19 Ottobre 2021
10:11

Maddalena Urbani morta per overdose: condannato lo spacciatore

Rajab Abdulaziz, il 64enne siriano all’interno della cui abitazione è stata trovata morta Maddalena Urbani lo scorso 27 marzo, è stato condannato a due anni e otto mesi di reclusione per detenzione di sostanze stupefacenti a fini di spaccio. È indagato anche per omicidio volontario con dolo eventuale.
A cura di Alessia Rabbai

Due anni e otto mesi di reclusione è la condanna per Rajab Abdulaziz, il sessantaquattrenne siriano, ritenuto responsabile di detenzione di sostanze stupefacenti ai fini di spaccio. Questo è quanto stabilito dal giudice, come riporta Il Corriere della Sera, al termine del processo che si è celebrato con il rito abbreviato. Il pusher, che si trova in carcere, dopo che il Tribunale del Riesame ha respinto la richiesta di scarcerazione avanzata dal legale, è l'uomo a casa del quale è stata trovata morta Maddalena Urbani, figlia del medico Carlo Urbani, che nel 2003 scoprì la Sars. La giovane, com'è emerso dai risultati dell'autopsia, è stata uccisa da un'overdose. Nell'abitazione in via Vibio Mariano sulla Cassia le forze dell'ordine hanno rinvenuto otto dosi di eroina.
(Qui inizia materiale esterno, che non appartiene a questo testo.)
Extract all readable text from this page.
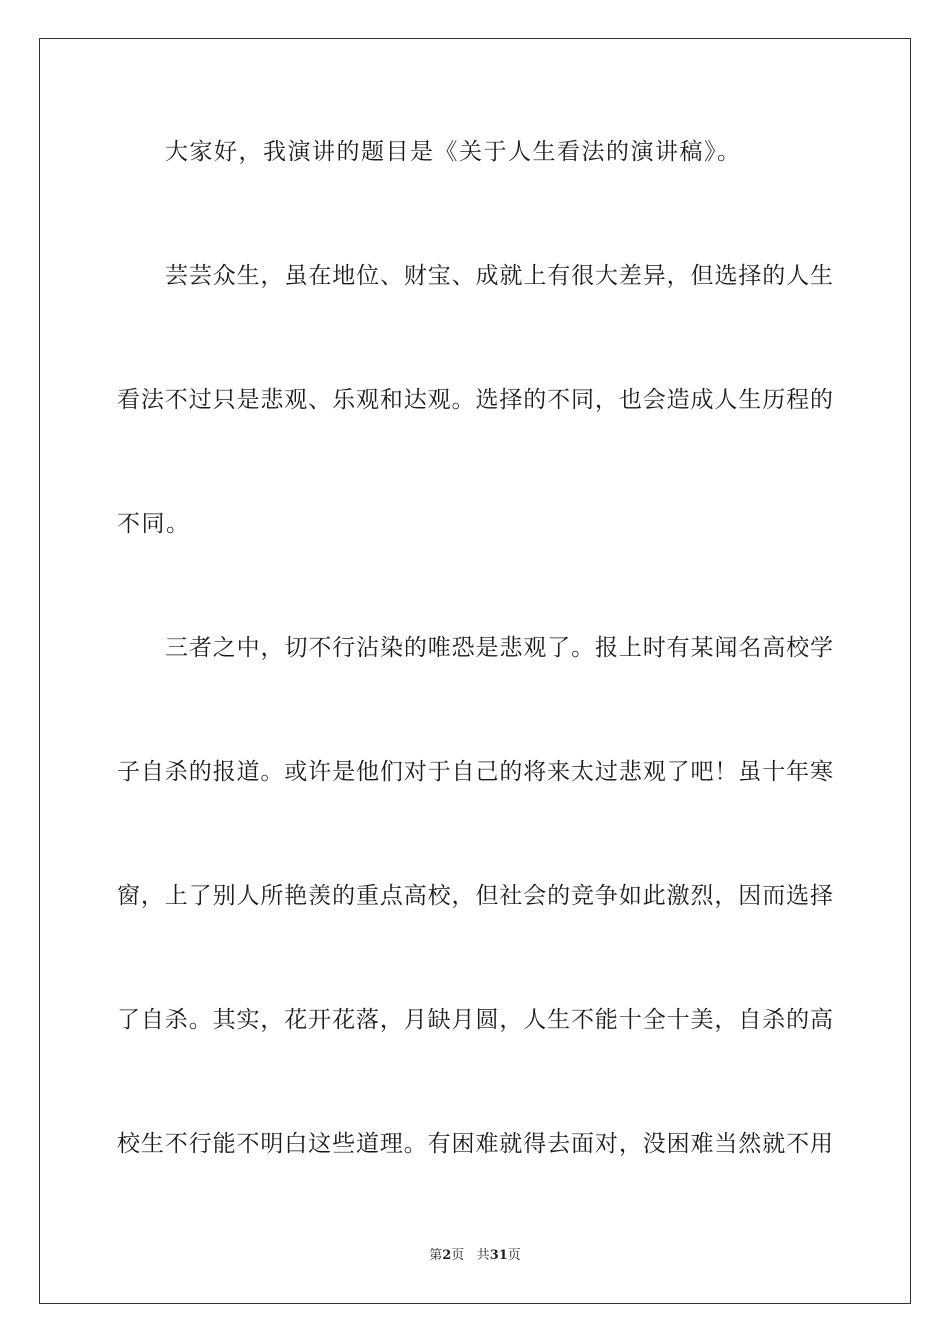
大家好，我演讲的题目是《关于人生看法的演讲稿》。
芸芸众生，虽在地位、财宝、成就上有很大差异，但选择的人生
看法不过只是悲观、乐观和达观。选择的不同，也会造成人生历程的
不同。
三者之中，切不行沾染的唯恐是悲观了。报上时有某闻名高校学
子自杀的报道。或许是他们对于自己的将来太过悲观了吧！虽十年寒
窗，上了别人所艳羡的重点高校，但社会的竞争如此激烈，因而选择
了自杀。其实，花开花落，月缺月圆，人生不能十全十美，自杀的高
校生不行能不明白这些道理。有困难就得去面对，没困难当然就不用
第2页 共31页
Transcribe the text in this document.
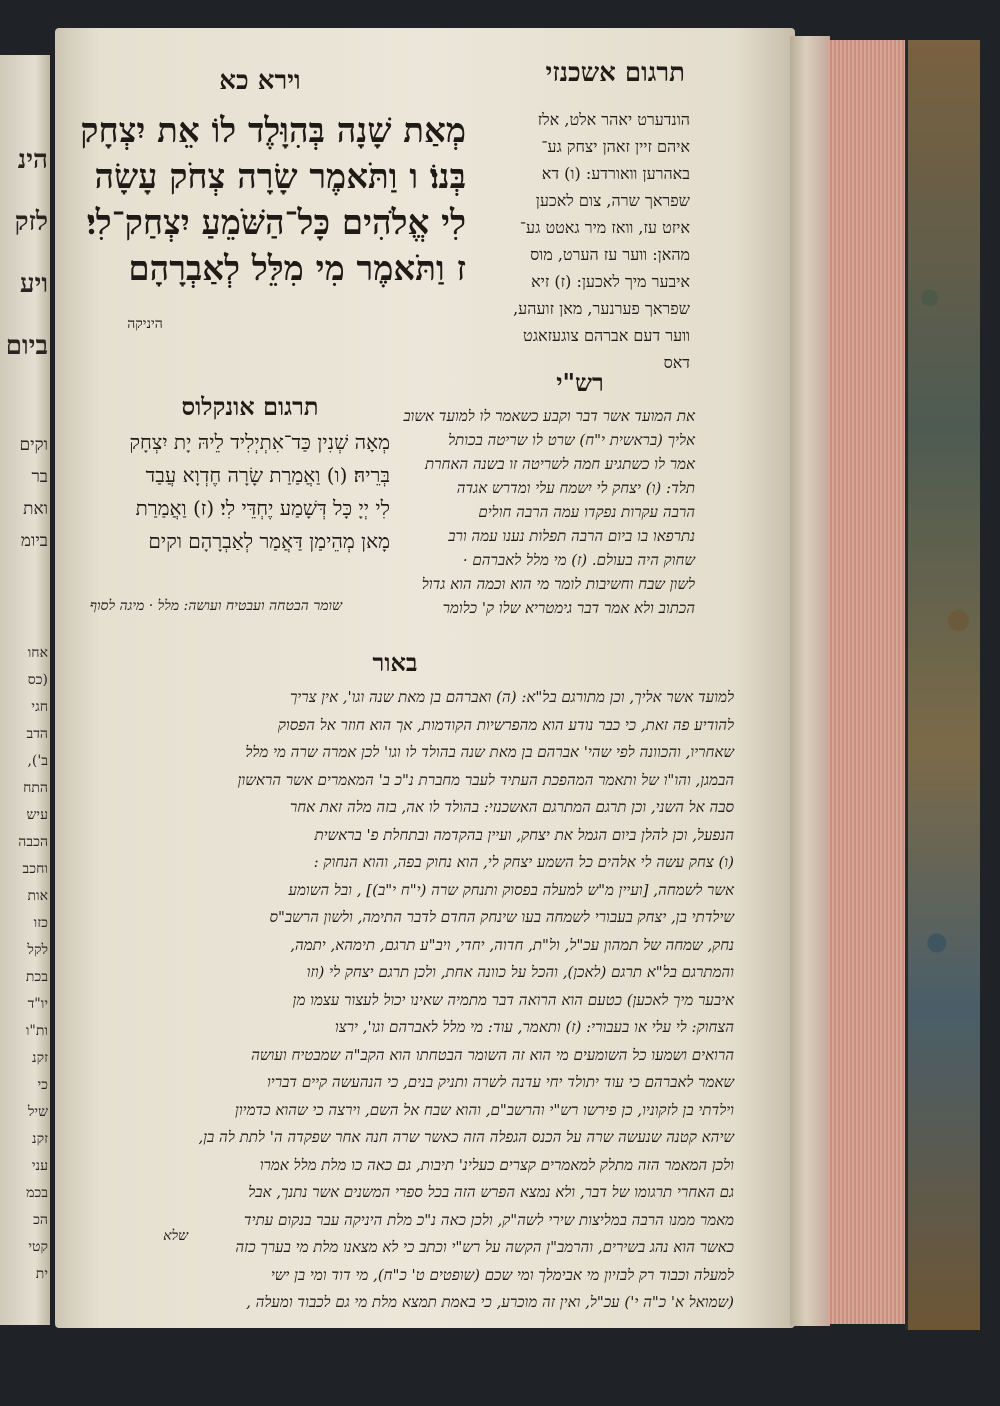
הינ
לזק
ויע
ביום
וקים
בר
ואת
ביומ
אחו
(כס
חגי
הדב
ב'),
התח
עיש
הכבה
וחכב
אות
כזו
לקל
בכת
יו"ד
ות"ו
זקנ
כי
שיל
זקנ
עני
בכמ
הכ
קטי
ית
תרגום אשכנזי
וירא כא
מְאַת שָׁנָה בְּהִוָּלֶד לוֹ אֵת יִצְחָק
בְּנוֹ׃ ו וַתֹּאמֶר שָׂרָה צְחֹק עָשָׂה
לִי אֱלֹהִים כָּל־הַשֹּׁמֵעַ יִצְחַק־לִי׃
ז וַתֹּאמֶר מִי מִלֵּל לְאַבְרָהָם
היניקה
הונדערט יאהר אלט, אלז
איהם זיין זאהן יצחק גע־
באהרען װאורדע: (ו) דא
שפראך שרה, צום לאכען
איזט עז, װאז מיר גאטט גע־
מהאן: װער עז הערט, מוס
איבער מיך לאכען: (ז) זיא
שפראך פערנער, מאן זועהע,
װער דעם אברהם צוגעזאגט
דאס
תרגום אונקלוס
מְאָה שְׁנִין כַּד־אִתְיְלִיד לֵיהּ יָת יִצְחָק
בְּרֵיהּ׃ (ו) וַאֲמַרַת שָׂרָה חֶדְוָא עֲבַד
לִי יְיָ כָּל דְּשָׁמַע יֶחְדֵּי לִי׃ (ז) וַאֲמַרַת
מָאן מְהֵימַן דַּאֲמַר לְאַבְרָהָם וקים
שומר הבטחה ועבטיח ועושה: מלל · מיגה לסוף
רש"י
את המועד אשר דבר וקבע כשאמר לו למועד אשוב
אליך (בראשית י"ח) שרט לו שריטה בכותל
אמר לו כשתגיע חמה לשריטה זו בשנה האחרת
תלד: (ו) יצחק לי יִשמח עלי ומדרש אגדה
הרבה עקרות נפקדו עמה הרבה חולים
נתרפאו בו ביום הרבה תפלות נענו עמה ורב
שחוק היה בעולם. (ז) מי מלל לאברהם ·
לשון שבח וחשיבות לומר מי הוא וכמה הוא גדול
הכתוב ולא אמר דבר גימטריא שלו ק' כלומר
באור
למועד אשר אליך, וכן מתורגם בל"א: (ה) ואברהם בן מאת שנה וגו', אין צריך
להודיע פה זאת, כי כבר נודע הוא מהפרשיות הקודמות, אך הוא חוזר אל הפסוק
שאחריו, והכוונה לפי שהי' אברהם בן מאת שנה בהולד לו וגו' לכן אמרה שרה מי מלל
הבמגן, והו"ו של ותאמר המהפכת העתיד לעבר מחברת נ"כ ב' המאמרים אשר הראשון
סבה אל השני, וכן תרגם המתרגם האשכנזי: בהולד לו אה, בזה מלה זאת אחר
הנפעל, וכן להלן ביום הגמל את יצחק, ועיין בהקדמה ובתחלת פ' בראשית
(ו) צחק עשה לי אלהים כל השמע יצחק לי, הוא נחוק בפה, והוא הנחוק :
אשר לשמחה, [ועיין מ"ש למעלה בפסוק ותנחק שרה (י"ח י"ב)] , ובל השומע
שילדתי בן, יצחק בעבורי לשמחה בעו שינחק החדם לדבר התימה, ולשון הרשב"ס
נחק, שמחה של תמהון עכ"ל, ול"ת, חדוה, יחדי, ויב"ע תרגם, תימהא, יתמה,
והמתרגם בל"א תרגם (לאכן), והכל על כוונה אחת, ולכן תרגם יצחק לי (וזו
איבער מיך לאכען) כטעם הוא הרואה דבר מתמיה שאינו יכול לעצור עצמו מן
הצחוק: לי עלי או בעבורי: (ז) ותאמר, עוד: מי מלל לאברהם וגו', ירצו
הרואים ושמעו כל השומעים מי הוא זה השומר הבטחתו הוא הקב"ה שמבטיח ועושה
שאמר לאברהם כי עוד יתולד יחי עדנה לשרה ותניק בנים, כי הנהעשה קיים דבריו
וילדתי בן לזקוניו, כן פירשו רש"י והרשב"ם, והוא שבח אל השם, וירצה כי שהוא כדמיון
שיהא קטנה שנעשה שרה על הכנס הגפלה הזה כאשר שרה חנה אחר שפקדה ה' לתת לה בן,
ולכן המאמר הזה מתלק למאמרים קצרים כעלינ' תיבות, גם כאה כו מלת מלל אמרו
גם האחרי תרגומו של דבר, ולא נמצא הפרש הזה בכל ספרי המשנים אשר נתנך, אבל
מאמר ממנו הרבה במליצות שירי לשה"ק, ולכן כאה נ"כ מלת היניקה עבר בנקום עתיד
כאשר הוא נהג בשירים, והרמב"ן הקשה על רש"י וכתב כי לא מצאנו מלת מי בערך כזה
למעלה וכבוד רק לבזיון מי אבימלך ומי שכם (שופטים ט' כ"ח), מי דוד ומי בן ישי
(שמואל א' כ"ה י') עכ"ל, ואין זה מוכרע, כי באמת תמצא מלת מי גם לכבוד ומעלה ,
שלא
Il sessantaquattrenne, assistito dall'avvocato Andrea Palmiero, è indagato anche con l'accusa di omicidio volontario in concorso con dolo eventuale. Maddalena, ne è convinta la Procura con il pubblico ministero Pietro Pollidori, sarebbe stata lasciata morire senza chiamare i soccorsi.

Maddanela Urbani morta per overdose

I tragici fatti che hanno portato alla morte di Maddalena Urbani risalgono al 27 marzo scorso e sono avvenuti nel territorio del quadrante Nord della Capitale. La ventenne è arrivata a Roma da Perugia insieme ad un'amica, la coetanea Kaoula El Hauozi, che ha incontrato un uomo in zona San Giovanni, che sarebbe uno spacciatore. Un incontro che a richiederlo, secondo quanto emerso finora in sede d'indagine, sarebbe stato proprio Abdulazi, il quale i due lo hanno raggiunto e all'interno del quale Maddalena è stata trovata senza vita. Nonostante la ventenne stesse male nessuno dei due avrebbe fatto nulla per aiutarla, né chiamato un'ambulanza, ma l'avrebbero lasciata morire. Il sessantaquattrenne allora stava scontando gli arresti domiciliari nell'appartamento della Cassia, al suo interno le forze dell'ordine a seguito di perquisizione hanno rinvenuto la droga. Anche l'amica di Maddalena risulta indagata, con l'accusa di omcidio volontario con dolo eventuale.